Some, actually most, moms even go through an identity crisis more than once. You begin to loose who you are as a person separate from a mom.  You are so wrapped up in your children that you forget who you were before they came into your world.  You become mom only, and you loose the rest of you.  It’s so easy to do, and it just adds to the exhaustion.  You are no longer feeding yourself.  You are no longer able to see anything beyond your job as a mom. You need a break, but you can’t take one because there is no such thing. Even when you are away from your kids, you can’t shut off being a mom.  You still think about them. You still worry about them.  You talk about them constantly.  You cannot escape.  A real escape does not exist when you are a mom. It just doesn’t. 

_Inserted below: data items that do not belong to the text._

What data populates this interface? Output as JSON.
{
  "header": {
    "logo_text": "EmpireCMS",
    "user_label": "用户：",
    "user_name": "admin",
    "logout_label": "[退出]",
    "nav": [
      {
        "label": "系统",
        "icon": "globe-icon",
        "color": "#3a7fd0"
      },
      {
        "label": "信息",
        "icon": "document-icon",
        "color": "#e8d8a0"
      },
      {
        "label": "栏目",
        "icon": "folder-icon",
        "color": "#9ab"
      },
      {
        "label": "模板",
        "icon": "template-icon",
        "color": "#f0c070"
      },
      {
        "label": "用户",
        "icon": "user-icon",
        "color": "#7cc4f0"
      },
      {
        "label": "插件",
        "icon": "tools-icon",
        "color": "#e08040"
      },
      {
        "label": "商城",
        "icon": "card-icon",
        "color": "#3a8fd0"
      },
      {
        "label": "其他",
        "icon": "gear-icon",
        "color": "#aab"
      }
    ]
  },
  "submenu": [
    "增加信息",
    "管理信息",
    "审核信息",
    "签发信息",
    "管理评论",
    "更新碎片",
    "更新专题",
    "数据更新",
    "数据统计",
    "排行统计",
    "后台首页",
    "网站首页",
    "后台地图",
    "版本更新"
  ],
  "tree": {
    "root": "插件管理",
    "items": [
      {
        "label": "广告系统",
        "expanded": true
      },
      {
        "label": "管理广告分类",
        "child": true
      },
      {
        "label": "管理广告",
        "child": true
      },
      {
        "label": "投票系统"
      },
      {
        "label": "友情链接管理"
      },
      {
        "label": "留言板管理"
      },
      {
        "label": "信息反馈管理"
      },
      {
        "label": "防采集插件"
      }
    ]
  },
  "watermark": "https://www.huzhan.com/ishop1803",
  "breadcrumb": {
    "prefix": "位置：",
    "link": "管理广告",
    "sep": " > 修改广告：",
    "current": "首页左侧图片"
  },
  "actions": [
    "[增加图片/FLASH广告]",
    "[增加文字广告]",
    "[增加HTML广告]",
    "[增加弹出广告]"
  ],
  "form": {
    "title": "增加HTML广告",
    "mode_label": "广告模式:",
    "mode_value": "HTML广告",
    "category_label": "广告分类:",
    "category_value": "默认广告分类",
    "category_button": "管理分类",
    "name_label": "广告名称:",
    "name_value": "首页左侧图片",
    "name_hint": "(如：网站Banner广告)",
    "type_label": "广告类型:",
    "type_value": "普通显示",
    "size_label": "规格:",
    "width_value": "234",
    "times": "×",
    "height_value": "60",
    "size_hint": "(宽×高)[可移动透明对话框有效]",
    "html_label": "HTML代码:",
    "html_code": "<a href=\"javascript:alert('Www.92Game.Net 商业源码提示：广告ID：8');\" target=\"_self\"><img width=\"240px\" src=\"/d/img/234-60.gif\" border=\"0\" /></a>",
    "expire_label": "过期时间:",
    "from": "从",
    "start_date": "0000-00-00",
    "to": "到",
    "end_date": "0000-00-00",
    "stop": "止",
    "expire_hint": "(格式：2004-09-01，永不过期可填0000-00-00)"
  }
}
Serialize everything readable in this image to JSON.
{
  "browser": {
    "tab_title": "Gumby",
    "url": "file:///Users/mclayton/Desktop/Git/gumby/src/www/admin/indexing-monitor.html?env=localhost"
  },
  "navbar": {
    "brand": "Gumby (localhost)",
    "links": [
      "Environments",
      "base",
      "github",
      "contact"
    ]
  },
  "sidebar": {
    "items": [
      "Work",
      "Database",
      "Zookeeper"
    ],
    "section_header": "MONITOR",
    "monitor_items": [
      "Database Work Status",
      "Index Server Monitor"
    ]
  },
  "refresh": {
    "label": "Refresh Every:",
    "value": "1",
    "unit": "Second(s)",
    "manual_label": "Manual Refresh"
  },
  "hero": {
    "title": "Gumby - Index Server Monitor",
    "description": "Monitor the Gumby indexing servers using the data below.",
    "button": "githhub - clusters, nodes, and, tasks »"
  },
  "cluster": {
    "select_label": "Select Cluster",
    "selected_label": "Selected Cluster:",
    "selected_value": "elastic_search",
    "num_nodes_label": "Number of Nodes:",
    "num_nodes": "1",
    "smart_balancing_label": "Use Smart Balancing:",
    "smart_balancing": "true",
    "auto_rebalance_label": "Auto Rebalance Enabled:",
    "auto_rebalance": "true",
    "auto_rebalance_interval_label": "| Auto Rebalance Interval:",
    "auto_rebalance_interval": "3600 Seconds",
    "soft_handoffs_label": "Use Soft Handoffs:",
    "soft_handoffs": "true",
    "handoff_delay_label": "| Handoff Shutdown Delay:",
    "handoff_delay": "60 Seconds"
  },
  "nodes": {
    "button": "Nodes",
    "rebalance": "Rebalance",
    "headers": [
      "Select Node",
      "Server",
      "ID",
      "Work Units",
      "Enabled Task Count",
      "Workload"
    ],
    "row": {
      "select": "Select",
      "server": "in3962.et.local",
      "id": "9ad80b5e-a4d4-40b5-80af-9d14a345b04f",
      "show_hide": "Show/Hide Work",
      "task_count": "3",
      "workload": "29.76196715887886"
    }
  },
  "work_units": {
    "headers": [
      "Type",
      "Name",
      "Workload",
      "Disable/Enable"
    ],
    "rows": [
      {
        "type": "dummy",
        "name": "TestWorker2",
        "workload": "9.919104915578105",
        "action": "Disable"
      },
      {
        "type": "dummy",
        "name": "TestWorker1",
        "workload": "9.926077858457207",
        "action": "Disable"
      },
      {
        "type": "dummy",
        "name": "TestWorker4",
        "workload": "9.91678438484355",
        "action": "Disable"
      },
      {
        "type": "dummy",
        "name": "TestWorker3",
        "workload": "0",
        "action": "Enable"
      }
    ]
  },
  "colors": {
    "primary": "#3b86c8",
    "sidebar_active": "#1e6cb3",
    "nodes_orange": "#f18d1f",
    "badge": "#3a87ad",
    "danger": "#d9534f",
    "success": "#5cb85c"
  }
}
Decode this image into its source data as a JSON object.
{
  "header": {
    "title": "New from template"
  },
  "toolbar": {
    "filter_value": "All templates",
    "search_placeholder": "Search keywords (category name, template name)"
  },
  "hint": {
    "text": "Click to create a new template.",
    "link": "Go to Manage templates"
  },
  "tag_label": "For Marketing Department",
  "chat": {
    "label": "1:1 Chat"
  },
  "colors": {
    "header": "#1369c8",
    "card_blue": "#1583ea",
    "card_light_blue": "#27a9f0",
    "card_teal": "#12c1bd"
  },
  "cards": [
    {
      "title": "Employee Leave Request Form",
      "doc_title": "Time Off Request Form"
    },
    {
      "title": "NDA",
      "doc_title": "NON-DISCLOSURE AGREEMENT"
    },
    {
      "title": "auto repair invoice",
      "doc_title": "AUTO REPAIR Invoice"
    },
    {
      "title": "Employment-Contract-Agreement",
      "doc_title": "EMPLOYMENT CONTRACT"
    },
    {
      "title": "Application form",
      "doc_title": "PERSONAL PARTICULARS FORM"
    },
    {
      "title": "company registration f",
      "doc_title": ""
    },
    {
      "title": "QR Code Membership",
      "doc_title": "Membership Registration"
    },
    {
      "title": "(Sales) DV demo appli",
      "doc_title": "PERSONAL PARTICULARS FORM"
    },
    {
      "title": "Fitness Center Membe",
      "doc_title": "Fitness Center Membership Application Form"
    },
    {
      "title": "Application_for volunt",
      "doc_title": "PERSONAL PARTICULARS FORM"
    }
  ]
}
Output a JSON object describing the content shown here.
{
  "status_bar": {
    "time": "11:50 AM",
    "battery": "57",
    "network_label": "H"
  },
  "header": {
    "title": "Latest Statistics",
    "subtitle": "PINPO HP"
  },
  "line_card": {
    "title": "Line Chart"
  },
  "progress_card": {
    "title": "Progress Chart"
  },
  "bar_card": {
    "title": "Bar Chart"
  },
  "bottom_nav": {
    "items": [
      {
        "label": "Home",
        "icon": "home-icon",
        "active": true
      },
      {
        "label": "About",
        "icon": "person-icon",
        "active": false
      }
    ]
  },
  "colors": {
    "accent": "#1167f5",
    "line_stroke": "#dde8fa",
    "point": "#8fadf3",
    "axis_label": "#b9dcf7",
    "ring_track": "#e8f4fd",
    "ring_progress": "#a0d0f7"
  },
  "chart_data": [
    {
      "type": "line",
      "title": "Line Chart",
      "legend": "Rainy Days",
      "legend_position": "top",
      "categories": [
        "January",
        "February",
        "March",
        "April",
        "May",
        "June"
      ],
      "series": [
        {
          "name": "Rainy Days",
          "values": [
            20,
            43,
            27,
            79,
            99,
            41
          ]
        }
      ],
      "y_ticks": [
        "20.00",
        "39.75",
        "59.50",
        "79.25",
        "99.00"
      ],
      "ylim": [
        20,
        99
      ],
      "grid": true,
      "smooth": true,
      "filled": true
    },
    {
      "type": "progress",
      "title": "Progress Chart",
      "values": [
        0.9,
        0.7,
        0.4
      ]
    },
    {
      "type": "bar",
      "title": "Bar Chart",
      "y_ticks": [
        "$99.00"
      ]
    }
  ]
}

Moms can feel the weight of the world on their shoulders, and that world is our kids.  You can see it in our posture. You can see it in our eyes. No make-up or concealer can cover up mama tired.  We all know it is there.  We can recognize it in each other, but many moms don’t talk about.  They suffer alone. This is where you can go wrong. You have to have someone that is in your same shoes that you can talk to, vent to, and commiserate with.  It is so important. I am lucky enough to have friends that I can do that with.  We have even been called “the mommy council” by one of our husbands because we are the first people we turn to for advice.    We bounce things off of each other. We tell each other about the things we are struggling with. We plan a group gathering when we know that one of us is really struggling. We support each other. We don’t judge. We are each other’s relief.  Even when we are miles apart, we are still there for each other every second of every day.  We have this Facebook Messenger group that we have had for years.  It is one long thread of unending support and nine mamas who are in a constant state of exhaustion.  We celebrate each other. We cheer each other on. We know that we aren’t alone. We love each other unconditionally.  I am certain that if I didn’t have this amazing group of friends that I would be under the table curled up into that ball all the time.  I encourage all of you to find that person or that group that you can be “mama tired” with because it makes being “mama tired” okay.  It lets you know that you aren’t crazy.  It lets you see that how you feel is normal and okay. It lets you rediscover who you are outside of being a mom.  It helps you get back to you. Whether you are new at being “mama tired” or you have been doing it for years, you aren’t alone. There are millions of us out there that feel the exact same way and it’s all going to be okay. I promise!